Quando iniciei minha participação em redes sociais, só adicionava pessoas que eu conhecia pessoalmente e, em raríssimas vezes, àqueles que conhecia apenas virtualmente. Aos poucos fui conhecendo opiniões, ideais e lutas diversos dos quais me identifiquei e abri espaço, cada vez maior, aos amigos virtuais.
Hoje, posso dizer, tenho muito mais desses amigos – dos quais eu conheço “apenas” suas idéias – e bem menos dos que eu conheço “apenas” pessoalmente. Um número ainda pequeno de amigos que conheço tanto suas lutas quanto pessoalmente.

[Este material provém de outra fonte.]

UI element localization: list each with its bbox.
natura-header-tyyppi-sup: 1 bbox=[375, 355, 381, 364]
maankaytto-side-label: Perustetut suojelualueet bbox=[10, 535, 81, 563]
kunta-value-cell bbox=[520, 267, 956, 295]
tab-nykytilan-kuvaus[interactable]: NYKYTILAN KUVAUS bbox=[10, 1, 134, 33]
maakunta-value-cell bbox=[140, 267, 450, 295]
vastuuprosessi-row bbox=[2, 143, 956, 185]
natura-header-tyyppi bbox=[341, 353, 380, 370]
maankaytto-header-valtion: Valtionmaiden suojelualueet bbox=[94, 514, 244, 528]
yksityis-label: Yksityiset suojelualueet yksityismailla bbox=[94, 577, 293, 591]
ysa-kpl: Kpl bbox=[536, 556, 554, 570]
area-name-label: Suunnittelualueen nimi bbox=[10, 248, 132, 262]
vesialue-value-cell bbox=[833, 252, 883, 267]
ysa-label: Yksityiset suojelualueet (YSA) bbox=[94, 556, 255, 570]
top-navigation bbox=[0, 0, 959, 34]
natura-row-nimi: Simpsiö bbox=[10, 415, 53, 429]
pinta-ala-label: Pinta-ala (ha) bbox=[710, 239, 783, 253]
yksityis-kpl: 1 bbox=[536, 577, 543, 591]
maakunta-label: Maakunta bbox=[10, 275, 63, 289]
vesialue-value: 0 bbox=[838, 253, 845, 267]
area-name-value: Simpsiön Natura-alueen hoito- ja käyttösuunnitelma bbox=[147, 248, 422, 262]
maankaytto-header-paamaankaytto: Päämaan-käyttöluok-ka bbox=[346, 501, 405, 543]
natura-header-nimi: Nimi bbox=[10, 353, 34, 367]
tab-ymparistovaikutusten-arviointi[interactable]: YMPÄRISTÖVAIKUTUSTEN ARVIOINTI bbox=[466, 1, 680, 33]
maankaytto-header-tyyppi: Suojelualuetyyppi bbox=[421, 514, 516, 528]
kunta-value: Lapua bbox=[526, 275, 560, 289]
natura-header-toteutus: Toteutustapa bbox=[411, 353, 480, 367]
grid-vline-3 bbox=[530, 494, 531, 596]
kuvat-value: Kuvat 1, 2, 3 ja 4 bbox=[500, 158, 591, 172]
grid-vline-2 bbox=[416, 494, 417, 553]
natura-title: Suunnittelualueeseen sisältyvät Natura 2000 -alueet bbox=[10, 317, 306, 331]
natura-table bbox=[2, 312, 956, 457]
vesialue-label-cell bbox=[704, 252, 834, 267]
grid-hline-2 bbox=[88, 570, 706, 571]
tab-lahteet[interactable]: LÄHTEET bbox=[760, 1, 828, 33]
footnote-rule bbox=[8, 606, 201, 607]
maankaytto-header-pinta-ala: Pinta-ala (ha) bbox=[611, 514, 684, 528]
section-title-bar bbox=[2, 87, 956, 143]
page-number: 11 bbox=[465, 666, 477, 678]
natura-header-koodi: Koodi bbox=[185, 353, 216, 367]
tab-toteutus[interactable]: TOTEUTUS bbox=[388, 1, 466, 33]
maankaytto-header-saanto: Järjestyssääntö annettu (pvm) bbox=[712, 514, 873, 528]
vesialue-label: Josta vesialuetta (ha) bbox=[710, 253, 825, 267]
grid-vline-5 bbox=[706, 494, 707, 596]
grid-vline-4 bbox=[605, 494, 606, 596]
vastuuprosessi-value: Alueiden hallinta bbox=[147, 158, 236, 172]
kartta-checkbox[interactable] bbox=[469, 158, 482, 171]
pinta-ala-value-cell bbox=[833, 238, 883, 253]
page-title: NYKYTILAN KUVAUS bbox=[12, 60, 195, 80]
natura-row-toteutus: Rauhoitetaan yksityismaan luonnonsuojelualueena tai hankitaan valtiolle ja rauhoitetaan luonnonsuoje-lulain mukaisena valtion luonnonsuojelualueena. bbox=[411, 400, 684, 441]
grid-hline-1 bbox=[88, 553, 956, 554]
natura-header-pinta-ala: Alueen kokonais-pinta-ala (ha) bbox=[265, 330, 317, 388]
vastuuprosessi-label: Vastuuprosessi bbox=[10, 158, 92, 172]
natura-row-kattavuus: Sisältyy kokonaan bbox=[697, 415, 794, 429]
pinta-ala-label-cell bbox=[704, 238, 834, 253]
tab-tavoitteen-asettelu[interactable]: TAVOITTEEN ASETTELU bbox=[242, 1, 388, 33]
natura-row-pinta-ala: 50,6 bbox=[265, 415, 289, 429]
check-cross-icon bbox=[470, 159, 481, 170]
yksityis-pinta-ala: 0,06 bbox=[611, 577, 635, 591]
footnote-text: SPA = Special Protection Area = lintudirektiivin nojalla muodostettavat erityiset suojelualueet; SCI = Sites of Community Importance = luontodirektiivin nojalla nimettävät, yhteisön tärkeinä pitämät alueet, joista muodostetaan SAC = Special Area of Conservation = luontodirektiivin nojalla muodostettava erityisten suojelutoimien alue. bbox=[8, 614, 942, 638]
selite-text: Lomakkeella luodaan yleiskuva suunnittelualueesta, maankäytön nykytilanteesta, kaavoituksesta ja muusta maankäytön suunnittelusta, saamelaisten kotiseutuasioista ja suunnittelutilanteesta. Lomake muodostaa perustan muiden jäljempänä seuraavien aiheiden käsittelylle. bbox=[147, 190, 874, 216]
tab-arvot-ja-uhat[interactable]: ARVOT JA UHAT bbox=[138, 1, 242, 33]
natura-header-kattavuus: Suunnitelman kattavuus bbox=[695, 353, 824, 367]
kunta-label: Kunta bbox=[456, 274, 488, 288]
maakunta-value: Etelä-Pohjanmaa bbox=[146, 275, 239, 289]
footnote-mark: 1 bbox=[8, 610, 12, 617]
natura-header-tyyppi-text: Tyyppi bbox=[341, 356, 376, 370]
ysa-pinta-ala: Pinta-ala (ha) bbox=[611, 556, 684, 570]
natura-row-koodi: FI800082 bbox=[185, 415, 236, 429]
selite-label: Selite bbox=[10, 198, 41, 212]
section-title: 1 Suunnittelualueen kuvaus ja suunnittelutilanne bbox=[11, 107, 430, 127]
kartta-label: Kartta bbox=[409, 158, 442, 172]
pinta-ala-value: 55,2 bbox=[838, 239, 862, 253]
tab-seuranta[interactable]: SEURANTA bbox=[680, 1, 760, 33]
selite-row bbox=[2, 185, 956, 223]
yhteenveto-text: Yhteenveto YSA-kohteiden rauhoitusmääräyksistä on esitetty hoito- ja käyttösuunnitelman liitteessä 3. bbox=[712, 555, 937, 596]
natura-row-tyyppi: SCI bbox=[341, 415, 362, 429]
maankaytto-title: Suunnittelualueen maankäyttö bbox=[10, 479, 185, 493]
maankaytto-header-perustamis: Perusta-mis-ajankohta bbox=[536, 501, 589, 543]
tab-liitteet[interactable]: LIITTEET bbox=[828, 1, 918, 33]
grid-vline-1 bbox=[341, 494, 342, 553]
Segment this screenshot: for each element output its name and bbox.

Conheci, também, tantas vidas, tantas lutas, tantos modos de pensar e sentir, que antes quase não tinha contato, e me “apaixonei” por eles. Pessoas que lutam por uma sociedade mais justa através, não só de palavras mas, principalmente através de atos.
Percebi, ou melhor, confirmei o que já sabia que, justamente as pessoas que mais sofrem preconceito perante a sociedade são os que mais solidariedade demonstram ter para com o outro. Provavelmente por sentir na pele saibam melhor o que essa rejeição significa.

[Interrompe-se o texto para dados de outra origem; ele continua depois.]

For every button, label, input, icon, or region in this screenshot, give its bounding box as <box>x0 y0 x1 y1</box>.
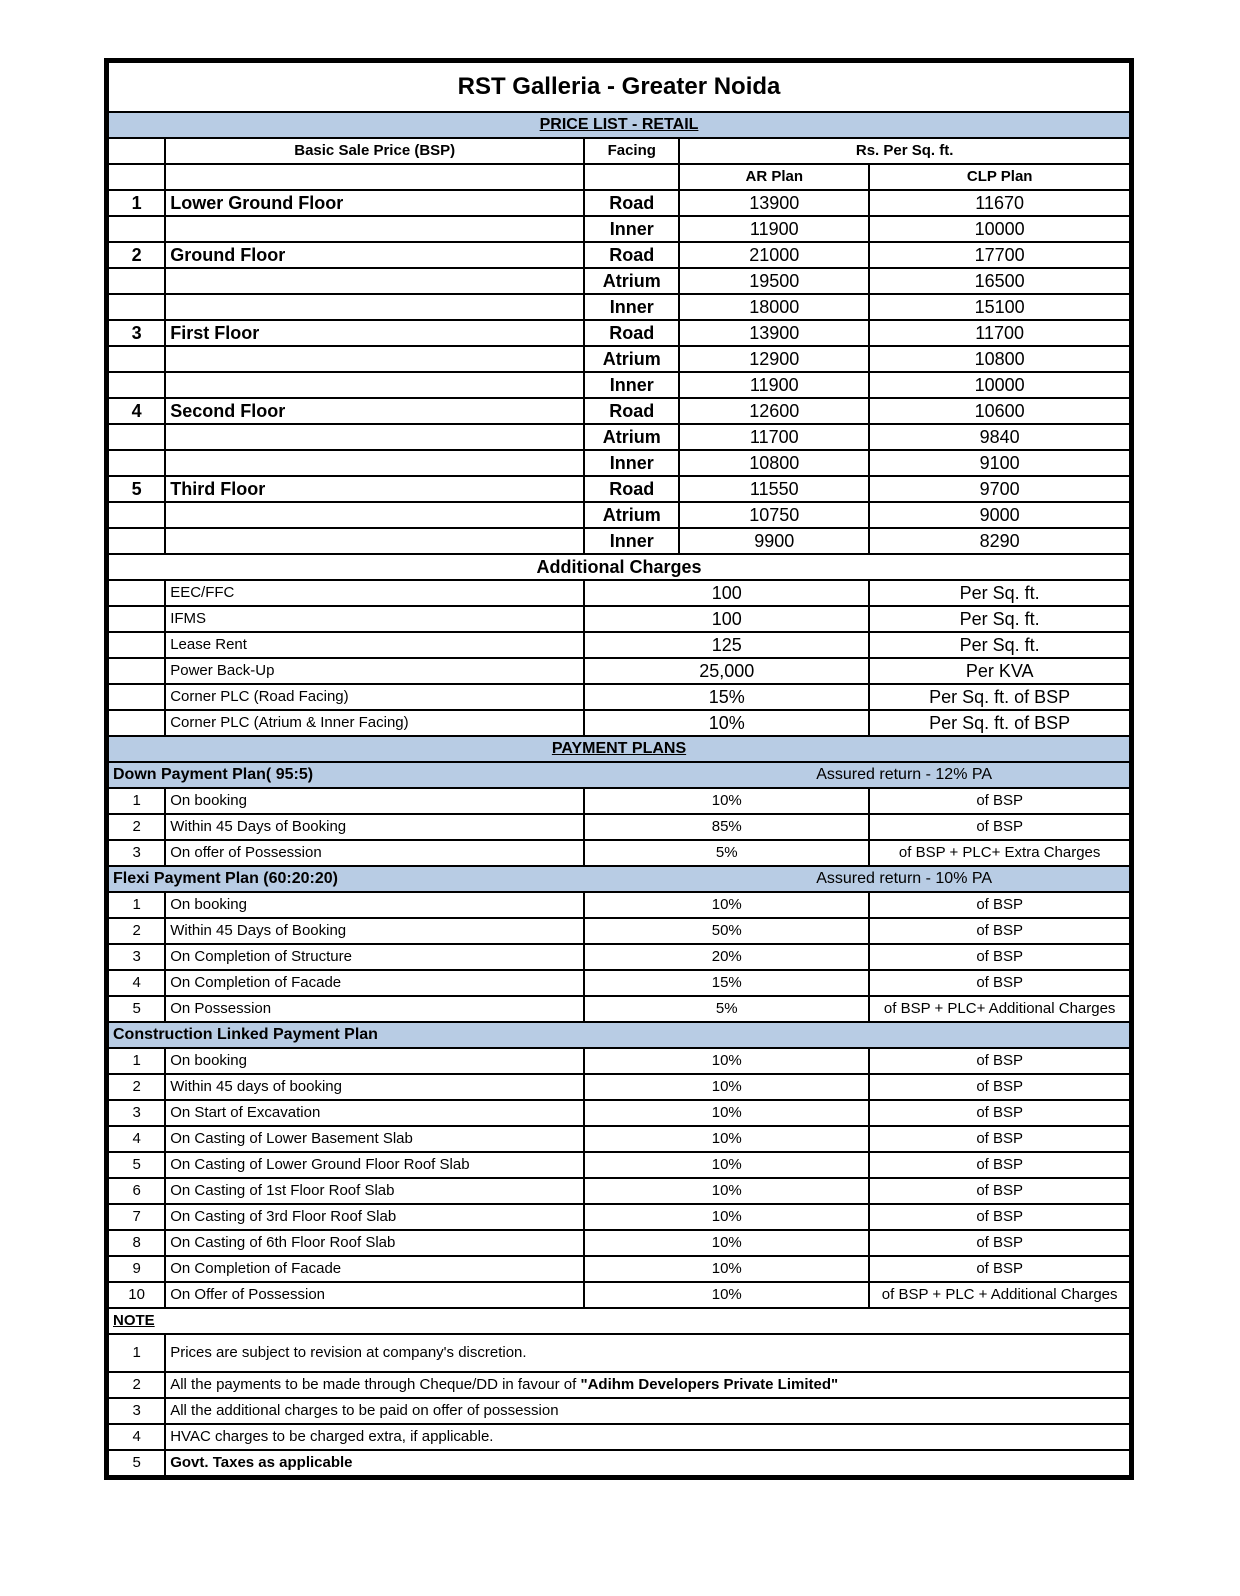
note-text-cell <box>165 1424 1130 1450</box>
charge-no-cell <box>108 710 165 736</box>
plan-heading-row <box>108 1022 1130 1048</box>
assured-return: Assured return - 12% PA <box>679 762 1130 788</box>
stage-basis: of BSP <box>869 918 1130 944</box>
note-number: 3 <box>108 1398 165 1424</box>
stage-number: 2 <box>108 918 165 944</box>
stage-percent: 10% <box>584 1178 869 1204</box>
stage-name: On booking <box>165 1048 584 1074</box>
stage-basis: of BSP <box>869 892 1130 918</box>
floor-name: Second Floor <box>165 398 584 424</box>
facing-value: Atrium <box>584 424 679 450</box>
payment-plans-heading-row <box>108 736 1130 762</box>
stage-number: 5 <box>108 996 165 1022</box>
stage-number: 6 <box>108 1178 165 1204</box>
facing-header: Facing <box>584 138 679 164</box>
floor-name: First Floor <box>165 320 584 346</box>
floor-name <box>165 268 584 294</box>
ar-plan-header: AR Plan <box>679 164 869 190</box>
facing-value: Atrium <box>584 502 679 528</box>
stage-number: 2 <box>108 814 165 840</box>
stage-basis: of BSP <box>869 1256 1130 1282</box>
ar-plan-price: 10750 <box>679 502 869 528</box>
ar-plan-price: 13900 <box>679 190 869 216</box>
floor-name: Third Floor <box>165 476 584 502</box>
stage-percent: 10% <box>584 1074 869 1100</box>
clp-plan-price: 11700 <box>869 320 1130 346</box>
note-number: 5 <box>108 1450 165 1476</box>
note-number: 4 <box>108 1424 165 1450</box>
price-row <box>108 372 1130 398</box>
clp-plan-header: CLP Plan <box>869 164 1130 190</box>
stage-basis: of BSP <box>869 814 1130 840</box>
plan-heading-row <box>108 762 1130 788</box>
clp-plan-price: 10600 <box>869 398 1130 424</box>
price-row <box>108 502 1130 528</box>
stage-name: On Completion of Facade <box>165 1256 584 1282</box>
stage-percent: 10% <box>584 892 869 918</box>
plan-name: Flexi Payment Plan (60:20:20) <box>108 866 679 892</box>
floor-number: 3 <box>108 320 165 346</box>
stage-number: 1 <box>108 1048 165 1074</box>
plan-stage-row <box>108 996 1130 1022</box>
clp-plan-price: 9100 <box>869 450 1130 476</box>
price-list-sheet <box>104 58 1134 1480</box>
ar-plan-price: 18000 <box>679 294 869 320</box>
charge-name: IFMS <box>165 606 584 632</box>
price-row <box>108 294 1130 320</box>
charge-row <box>108 658 1130 684</box>
stage-percent: 20% <box>584 944 869 970</box>
stage-percent: 10% <box>584 1282 869 1308</box>
note-heading-row <box>108 1308 1130 1334</box>
ar-plan-price: 11700 <box>679 424 869 450</box>
charge-name: EEC/FFC <box>165 580 584 606</box>
stage-name: On Possession <box>165 996 584 1022</box>
charge-no-cell <box>108 632 165 658</box>
charge-unit: Per Sq. ft. <box>869 606 1130 632</box>
facing-value: Atrium <box>584 346 679 372</box>
floor-number <box>108 294 165 320</box>
charge-value: 100 <box>584 606 869 632</box>
stage-name: On Casting of Lower Basement Slab <box>165 1126 584 1152</box>
ar-plan-price: 9900 <box>679 528 869 554</box>
facing-value: Inner <box>584 372 679 398</box>
charge-name: Lease Rent <box>165 632 584 658</box>
note-text: All the additional charges to be paid on offer of possession <box>170 1402 559 1419</box>
stage-basis: of BSP <box>869 1204 1130 1230</box>
stage-basis: of BSP <box>869 1048 1130 1074</box>
floor-number: 5 <box>108 476 165 502</box>
note-heading: NOTE <box>108 1308 1130 1334</box>
stage-number: 2 <box>108 1074 165 1100</box>
floor-number <box>108 528 165 554</box>
stage-name: On booking <box>165 788 584 814</box>
facing-value: Inner <box>584 450 679 476</box>
stage-name: On Casting of 6th Floor Roof Slab <box>165 1230 584 1256</box>
facing-value: Atrium <box>584 268 679 294</box>
plan-stage-row <box>108 970 1130 996</box>
ar-plan-price: 13900 <box>679 320 869 346</box>
payment-plans-heading: PAYMENT PLANS <box>108 736 1130 762</box>
note-text-cell <box>165 1372 1130 1398</box>
facing-value: Inner <box>584 216 679 242</box>
stage-number: 1 <box>108 788 165 814</box>
ar-plan-price: 10800 <box>679 450 869 476</box>
price-row <box>108 216 1130 242</box>
clp-plan-price: 10800 <box>869 346 1130 372</box>
plan-stage-row <box>108 1074 1130 1100</box>
clp-plan-price: 8290 <box>869 528 1130 554</box>
stage-number: 4 <box>108 1126 165 1152</box>
clp-plan-price: 11670 <box>869 190 1130 216</box>
charge-unit: Per KVA <box>869 658 1130 684</box>
ar-plan-price: 21000 <box>679 242 869 268</box>
stage-percent: 50% <box>584 918 869 944</box>
charge-unit: Per Sq. ft. <box>869 580 1130 606</box>
stage-name: Within 45 Days of Booking <box>165 814 584 840</box>
stage-number: 3 <box>108 944 165 970</box>
plan-stage-row <box>108 1152 1130 1178</box>
floor-number <box>108 216 165 242</box>
charge-name: Corner PLC (Atrium & Inner Facing) <box>165 710 584 736</box>
assured-return: Assured return - 10% PA <box>679 866 1130 892</box>
plan-stage-row <box>108 1204 1130 1230</box>
stage-basis: of BSP <box>869 970 1130 996</box>
charge-unit: Per Sq. ft. <box>869 632 1130 658</box>
note-number: 2 <box>108 1372 165 1398</box>
rate-header: Rs. Per Sq. ft. <box>679 138 1130 164</box>
stage-percent: 5% <box>584 840 869 866</box>
stage-basis: of BSP <box>869 1074 1130 1100</box>
ar-plan-price: 12900 <box>679 346 869 372</box>
clp-plan-price: 9000 <box>869 502 1130 528</box>
ar-plan-price: 19500 <box>679 268 869 294</box>
floor-number: 4 <box>108 398 165 424</box>
note-row <box>108 1398 1130 1424</box>
facing-value: Road <box>584 476 679 502</box>
floor-name: Lower Ground Floor <box>165 190 584 216</box>
stage-number: 7 <box>108 1204 165 1230</box>
stage-percent: 10% <box>584 1126 869 1152</box>
floor-name <box>165 424 584 450</box>
floor-number: 2 <box>108 242 165 268</box>
stage-name: On Casting of 1st Floor Roof Slab <box>165 1178 584 1204</box>
clp-plan-price: 9700 <box>869 476 1130 502</box>
subheader-empty-cell <box>165 164 584 190</box>
stage-name: On Offer of Possession <box>165 1282 584 1308</box>
facing-value: Road <box>584 242 679 268</box>
note-text-cell <box>165 1334 1130 1372</box>
price-row <box>108 320 1130 346</box>
stage-basis: of BSP + PLC+ Additional Charges <box>869 996 1130 1022</box>
charge-value: 15% <box>584 684 869 710</box>
plan-stage-row <box>108 1230 1130 1256</box>
stage-name: Within 45 Days of Booking <box>165 918 584 944</box>
floor-name: Ground Floor <box>165 242 584 268</box>
plan-stage-row <box>108 1256 1130 1282</box>
stage-name: On Casting of Lower Ground Floor Roof Slab <box>165 1152 584 1178</box>
stage-name: On offer of Possession <box>165 840 584 866</box>
stage-basis: of BSP <box>869 944 1130 970</box>
floor-number <box>108 372 165 398</box>
note-text-bold: "Adihm Developers Private Limited" <box>580 1376 839 1393</box>
plan-stage-row <box>108 1100 1130 1126</box>
assured-return <box>679 1022 1130 1048</box>
price-row <box>108 528 1130 554</box>
floor-name <box>165 528 584 554</box>
plan-stage-row <box>108 1126 1130 1152</box>
note-row <box>108 1424 1130 1450</box>
floor-name <box>165 502 584 528</box>
stage-basis: of BSP <box>869 1152 1130 1178</box>
charge-row <box>108 580 1130 606</box>
charge-name: Power Back-Up <box>165 658 584 684</box>
bsp-header: Basic Sale Price (BSP) <box>165 138 584 164</box>
stage-name: On Start of Excavation <box>165 1100 584 1126</box>
stage-percent: 10% <box>584 1048 869 1074</box>
note-text: All the payments to be made through Cheque/DD in favour of <box>170 1376 581 1393</box>
stage-basis: of BSP <box>869 1100 1130 1126</box>
stage-percent: 15% <box>584 970 869 996</box>
floor-name <box>165 216 584 242</box>
facing-value: Road <box>584 398 679 424</box>
stage-percent: 10% <box>584 1204 869 1230</box>
facing-value: Road <box>584 190 679 216</box>
stage-basis: of BSP <box>869 1126 1130 1152</box>
stage-number: 10 <box>108 1282 165 1308</box>
price-row <box>108 398 1130 424</box>
floor-number <box>108 268 165 294</box>
ar-plan-price: 11900 <box>679 372 869 398</box>
note-text: Govt. Taxes as applicable <box>170 1454 353 1471</box>
charge-value: 25,000 <box>584 658 869 684</box>
facing-value: Road <box>584 320 679 346</box>
plan-heading-row <box>108 866 1130 892</box>
plan-stage-row <box>108 814 1130 840</box>
charge-value: 10% <box>584 710 869 736</box>
stage-name: Within 45 days of booking <box>165 1074 584 1100</box>
header-no-cell <box>108 138 165 164</box>
floor-number <box>108 346 165 372</box>
note-row <box>108 1334 1130 1372</box>
price-row <box>108 242 1130 268</box>
stage-percent: 10% <box>584 1230 869 1256</box>
price-row <box>108 424 1130 450</box>
stage-name: On Completion of Facade <box>165 970 584 996</box>
stage-number: 8 <box>108 1230 165 1256</box>
floor-name <box>165 346 584 372</box>
stage-number: 4 <box>108 970 165 996</box>
charge-row <box>108 606 1130 632</box>
clp-plan-price: 16500 <box>869 268 1130 294</box>
charge-no-cell <box>108 658 165 684</box>
price-row <box>108 450 1130 476</box>
floor-number <box>108 450 165 476</box>
price-table <box>107 61 1131 1477</box>
clp-plan-price: 10000 <box>869 372 1130 398</box>
floor-number <box>108 424 165 450</box>
floor-name <box>165 294 584 320</box>
stage-percent: 10% <box>584 1152 869 1178</box>
stage-number: 9 <box>108 1256 165 1282</box>
stage-percent: 10% <box>584 1100 869 1126</box>
charge-no-cell <box>108 580 165 606</box>
stage-basis: of BSP <box>869 1230 1130 1256</box>
ar-plan-price: 12600 <box>679 398 869 424</box>
floor-number <box>108 502 165 528</box>
stage-name: On booking <box>165 892 584 918</box>
plan-name: Down Payment Plan( 95:5) <box>108 762 679 788</box>
plan-stage-row <box>108 1048 1130 1074</box>
stage-basis: of BSP + PLC+ Extra Charges <box>869 840 1130 866</box>
note-row <box>108 1372 1130 1398</box>
charge-value: 100 <box>584 580 869 606</box>
note-text-cell <box>165 1450 1130 1476</box>
price-row <box>108 190 1130 216</box>
price-row <box>108 346 1130 372</box>
additional-charges-heading-row <box>108 554 1130 580</box>
floor-name <box>165 372 584 398</box>
stage-basis: of BSP <box>869 788 1130 814</box>
plan-stage-row <box>108 788 1130 814</box>
plan-stage-row <box>108 1178 1130 1204</box>
plan-name: Construction Linked Payment Plan <box>108 1022 679 1048</box>
facing-value: Inner <box>584 294 679 320</box>
charge-no-cell <box>108 684 165 710</box>
floor-number: 1 <box>108 190 165 216</box>
plan-stage-row <box>108 918 1130 944</box>
charge-unit: Per Sq. ft. of BSP <box>869 710 1130 736</box>
charge-value: 125 <box>584 632 869 658</box>
clp-plan-price: 10000 <box>869 216 1130 242</box>
plan-stage-row <box>108 1282 1130 1308</box>
ar-plan-price: 11900 <box>679 216 869 242</box>
clp-plan-price: 17700 <box>869 242 1130 268</box>
stage-number: 3 <box>108 840 165 866</box>
stage-number: 1 <box>108 892 165 918</box>
page-title: RST Galleria - Greater Noida <box>108 62 1130 112</box>
stage-name: On Casting of 3rd Floor Roof Slab <box>165 1204 584 1230</box>
floor-name <box>165 450 584 476</box>
stage-number: 3 <box>108 1100 165 1126</box>
charge-row <box>108 710 1130 736</box>
note-row <box>108 1450 1130 1476</box>
charge-unit: Per Sq. ft. of BSP <box>869 684 1130 710</box>
additional-charges-heading: Additional Charges <box>108 554 1130 580</box>
clp-plan-price: 9840 <box>869 424 1130 450</box>
plan-stage-row <box>108 944 1130 970</box>
note-text: HVAC charges to be charged extra, if applicable. <box>170 1428 494 1445</box>
price-table-body <box>108 62 1130 1476</box>
stage-name: On Completion of Structure <box>165 944 584 970</box>
stage-percent: 10% <box>584 1256 869 1282</box>
plan-stage-row <box>108 840 1130 866</box>
facing-value: Inner <box>584 528 679 554</box>
charge-row <box>108 632 1130 658</box>
stage-number: 5 <box>108 1152 165 1178</box>
plan-stage-row <box>108 892 1130 918</box>
note-text-cell <box>165 1398 1130 1424</box>
charge-no-cell <box>108 606 165 632</box>
stage-percent: 10% <box>584 788 869 814</box>
charge-name: Corner PLC (Road Facing) <box>165 684 584 710</box>
price-list-heading: PRICE LIST - RETAIL <box>108 112 1130 138</box>
stage-basis: of BSP <box>869 1178 1130 1204</box>
note-number: 1 <box>108 1334 165 1372</box>
price-row <box>108 476 1130 502</box>
ar-plan-price: 11550 <box>679 476 869 502</box>
stage-percent: 5% <box>584 996 869 1022</box>
clp-plan-price: 15100 <box>869 294 1130 320</box>
charge-row <box>108 684 1130 710</box>
subheader-empty-cell <box>584 164 679 190</box>
note-text: Prices are subject to revision at company's discretion. <box>170 1344 527 1361</box>
stage-percent: 85% <box>584 814 869 840</box>
price-row <box>108 268 1130 294</box>
subheader-empty-cell <box>108 164 165 190</box>
stage-basis: of BSP + PLC + Additional Charges <box>869 1282 1130 1308</box>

Mas não sou ingênua (só um pouquinho!) e sei que é fácil e, também, humano mostrar apenas ou principalmente o seu lado bom, positivo... ocultando seus defeitos. Em geral fazemos isso pois necessitamos ser amados e aceitos pelas pessoas. No fundo todos somos carentes. Mas com o tempo, com as conversas, etc, vamos percebendo o ponto fraco uns dos outros. Mas aí já temos um do outro a simpatia.
Agradeço aos meus amigos, virtuais ou não, por mostrar-me outros lados dessa nossa vida fazendo-me crescer como pessoa.